With life so very restricted these days, what to resort to in these desperate times?
Sometimes simplicity resides at your pier.
It says a lot when you’re looking forward to your dentist appointment — then again it is the only bloody social event in your calendar. I doubt life as a recent graduate is easy for anyone at any given time, but oh boy has this year been a nerve-wrecking rollercoaster of anticipation, disappointments and anticipation for disappointments. Haha… ? My life has diminished to writing job applications and desperately trying to come up with new hobbies around the house. The other day I managed to squeeze in a random weep-session-bordering-on- a-meltdown. Yay!
Life does not suck for me nearly as much as it easily could — as it no doubt does for many. However, now that Finland goes into another ‘lock-down’ (which is still very little compared to the ones London has seen) I face real unemployment as middle schools will move to remote learning. The brief joy of vaccines making all this go away was — well, brief indeed. Every time there is a glimpse of an end in sight it gets thrown out the back window. It’s been a year now and we’re dying for a break.
I find remedy in old vines that I was too lame to know about back in the day. They provide me the much needed entertainment and distraction being some of the only things that make me laugh out loud these days. Scrolling through the comment section one can sense kinship: person after another declares they are here, watching in 2021 reminiscent of a more ‘simple time’. Yes, me too.

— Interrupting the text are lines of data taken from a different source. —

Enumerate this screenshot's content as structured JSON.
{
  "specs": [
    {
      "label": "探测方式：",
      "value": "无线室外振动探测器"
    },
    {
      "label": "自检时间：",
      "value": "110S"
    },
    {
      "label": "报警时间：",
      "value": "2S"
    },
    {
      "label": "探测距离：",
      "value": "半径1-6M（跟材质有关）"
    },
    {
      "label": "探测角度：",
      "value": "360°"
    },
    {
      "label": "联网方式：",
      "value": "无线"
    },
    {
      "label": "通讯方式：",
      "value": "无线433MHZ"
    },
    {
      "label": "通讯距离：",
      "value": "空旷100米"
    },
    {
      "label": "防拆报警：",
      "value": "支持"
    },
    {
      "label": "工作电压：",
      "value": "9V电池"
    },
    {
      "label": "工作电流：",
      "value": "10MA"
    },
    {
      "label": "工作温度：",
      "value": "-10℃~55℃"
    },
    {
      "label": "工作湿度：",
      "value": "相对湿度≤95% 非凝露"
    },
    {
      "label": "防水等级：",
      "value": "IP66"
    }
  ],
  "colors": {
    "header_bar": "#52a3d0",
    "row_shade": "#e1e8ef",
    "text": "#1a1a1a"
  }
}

By no means was the world let alone society any easier or better back then. Sure, we had no super killer virus but neither did we have equal marriage laws, or Taylor Swift’s Folklore. Jokes aside, it’s still very easy to miss those ‘simpler times’, to find comfort in reliving parts of the past. Nostalgia is a big thing among my generation, I read, and I completely agree. It is also very wonderful to be able to call oneself a 90’s kid, although technically I only managed to witness three years of that golden decade. Still I and the majority of my friends identify strongly with the turn of the millennia alongside the Nokia bricks, Friends et cetera — even more so now the present has frozen in time and all we have to live by proxy of is the past. So all hail the ingenious vines, family photo albums starring red overalls, and the billionth reruns of the one with that group of friends I wish I was a part of. Bye.